Threshold the magnitude: pixels with $|\nabla f| > T$ are marked as edge pixels.

The centre weight of $2$ gives the Sobel operator better noise smoothing and edge detection than the simpler Prewitt operator, making it widely used for detecting both horizontal and vertical edges.

Answer 11

Image Restoration

Image restoration is the process of recovering or reconstructing an image that has been degraded by using a priori knowledge of the degradation phenomenon and an objective mathematical/probabilistic model of it. Unlike enhancement (which is subjective), restoration is objective — it tries to undo a known/estimated degradation to obtain an estimate $\hat{f}(x,y)$ as close as possible to the original $f(x,y)$ .

Degradation model:

g(x,y) = h(x,y) * f(x,y) + \eta(x,y)

or in the frequency domain $G(u,v)=H(u,v)F(u,v)+N(u,v)$ , where $h$ is the degradation function (e.g., blur PSF) and $\eta$ is additive noise.

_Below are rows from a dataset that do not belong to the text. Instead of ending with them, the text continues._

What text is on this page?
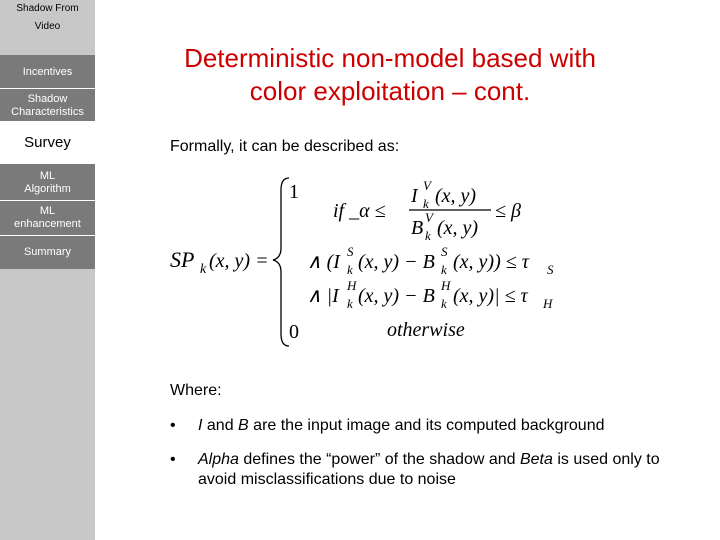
Shadow From
Video
Incentives
Shadow
Characteristics
Survey
ML
Algorithm
ML
enhancement
Summary
Deterministic non-model based with
color exploitation – cont.
Formally, it can be described as:
SP k (x, y) =
1
if _α ≤
I V
k (x, y)
B V
k (x, y)
≤ β
∧ (I S
k (x, y) − B S
k (x, y)) ≤ τ S
∧ |I H
k (x, y) − B H
k (x, y)| ≤ τ H
0	otherwise
Where:
• I and B are the input image and its computed background
• Alpha defines the “power” of the shadow and Beta is used only to avoid misclassifications due to noise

Goal: apply a restoration filter to $g$ to estimate $\hat{f}$ .

Common techniques: inverse filtering, Wiener (least-squares) filtering, constrained least-squares filtering, and noise-removal spatial filters (mean, median, order-statistic filters). Typical degradations addressed include motion blur, out-of-focus blur, and various types of noise.

Answer 12

RGB Colour Model

The RGB model represents a colour as an additive combination of three primaries — Red, Green, Blue. Each pixel is a triple $(R, G, B)$ , and any colour is a point in a unit colour cube with black at the origin $(0,0,0)$ and white at $(1,1,1)$ (or $255,255,255$ for 8-bit/channel). Equal R, G, B values lie on the gray (diagonal) line.

Hardware-oriented: matches how monitors, cameras and scanners capture/display colour.
Drawback: the three components are highly correlated and the model is not intuitive for humans — it is hard to specify a desired colour directly.

HSI Colour Model

The HSI model describes colour the way humans perceive it, using three components:

Hue (H): the dominant colour / wavelength (e.g., red, green); an angle $0^\circ$ – $360^\circ$ .
Saturation (S): purity of the colour — how much white is mixed in (0 = gray, 1 = pure colour).
Intensity (I): brightness, $I = \dfrac{R+G+B}{3}$ .

Advantage: it decouples intensity (I) from colour (H, S), so grayscale-style processing (e.g., enhancement, edge detection) can be done on the intensity channel without distorting colour. This makes HSI ideal for image-processing algorithms based on human colour perception. RGB and HSI are inter-convertible by standard transformation equations.